A phase 4 study of formoterol fumarate showed similar safety performance as placebo in patients with moderate-to-severe chronic obstructive pulmonary disease, according to a recently published study.
A phase 4 study of formoterol fumarate (Perforomist), a long-acting β2-agonist (LABA), was shown to be noninferior to placebo in regard to safety in patients with moderate-to-severe chronic obstructive pulmonary disease (COPD), according to a recently published study.
In addition, fewer treatment withdrawals and larger lung function improvements were observed with formoterol fumarate compared with placebo when added to other maintenance COPD therapies.
The authors said the FDA requested the phase 4, or postmarketing commitment, study to evaluate long-term safety in patients with COPD.

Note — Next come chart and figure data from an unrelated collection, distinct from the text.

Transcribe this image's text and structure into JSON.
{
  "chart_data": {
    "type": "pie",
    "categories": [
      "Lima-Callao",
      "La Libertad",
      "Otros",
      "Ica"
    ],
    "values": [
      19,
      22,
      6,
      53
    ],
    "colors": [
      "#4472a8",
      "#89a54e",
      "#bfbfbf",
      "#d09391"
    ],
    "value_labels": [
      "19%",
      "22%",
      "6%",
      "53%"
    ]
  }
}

The multicenter, randomized, double-blind, placebo-controlled, noninferiority study included 1071 patients with moderate-to-severe COPD on stable COPD therapy, who received either formoterol fumarate (20 mcg; n = 541) or placebo (n = 530) twice daily.
The mean age of the cohort was 62.6 years; 48.5% were male and nearly 90% were white.

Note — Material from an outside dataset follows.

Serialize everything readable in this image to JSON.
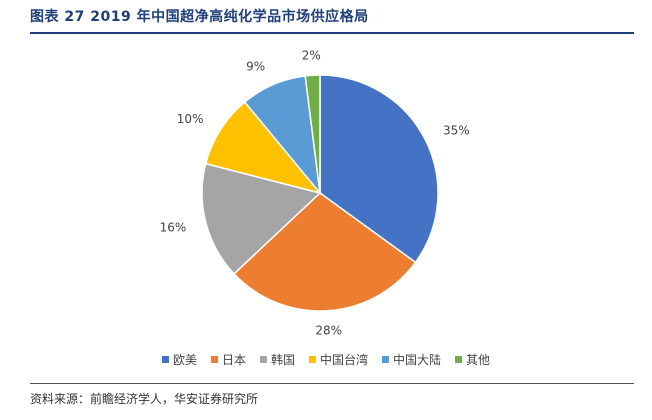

The primary end point was the combined incidence of respiratory death, first COPD-related emergency department (ED) visit, or first COPD exacerbation-related hospitalization in the following year.
Noninferiority to placebo was concluded if the 2-sided 90% CI of the hazard ratio (HR) of formoterol fumarate to placebo was less than 1.5. Secondary end points included spirometry.
The planned 1-year treatment period was completed by 520 patients; 551 discontinued prematurely (formoterol fumarate, 45.7%; placebo, 57.4%).
The median treatment duration was approximately 10 and 7 months for formoterol fumarate and placebo, respectively.
Among 1071 randomized patients, 121 had at least 1 primary event (formoterol fumarate, 11.8%; placebo,: 10.8%). The estimated HR of a primary event with formoterol fumarate versus placebo was 0.965 (90% CI, 0.711-1.308), demonstrating that formoterol fumarate was noninferior to placebo, the authors said.
No respiratory deaths were observed in the formoterol fumarate group. Adverse events were similar for formoterol fumarate versus placebo (patients with ≥1 treatment-emergent adverse event: 374 [69.1%] vs 369 [69.6%], respectively).
Compared with placebo, formoterol fumarate demonstrated statistically greater improvements from baseline in trough forced expiratory volume in 1 second (FEV1), forced vital capacity, percent predicted FEV1, and patient-reported outcomes.
The authors said that treatment for 1 year with formoterol fumarate delivered by twice-daily nebulization in patients with moderate-to-severe COPD is not associated with an increase in the combined incidence of respiratory death, COPD-related ED visits, or COPD exacerbation-related hospitalizations compared with placebo.
In general, safety outcomes were similar between formoterol fumarate and placebo groups, and drug-related life-threatening respiratory or cardiac events were not observed.
Secondary end points demonstrated a numerically lower probability of COPD-related ED visits or COPD-related hospitalizations with formoterol fumarate versus placebo.
Although the study was not designed to evaluate efficacy, greater improvement in lung function, quality of life, dyspnea, and lower rescue medication use were observed with formoterol fumarate compared with placebo, despite patients being permitted to remain on other background treatments for COPD.
Hanania NA, Sethi S, Koltun A, Ward JK, Spanton J, Ng D. Long-term safety and efficacy of formoterol fumarate inhalation solution in patients with moderate-to-severe COPD. [published online December 27, 2019]. Int J Chron Obstruct Pulmon Dis. doi: 10.2147/COPD.S173595.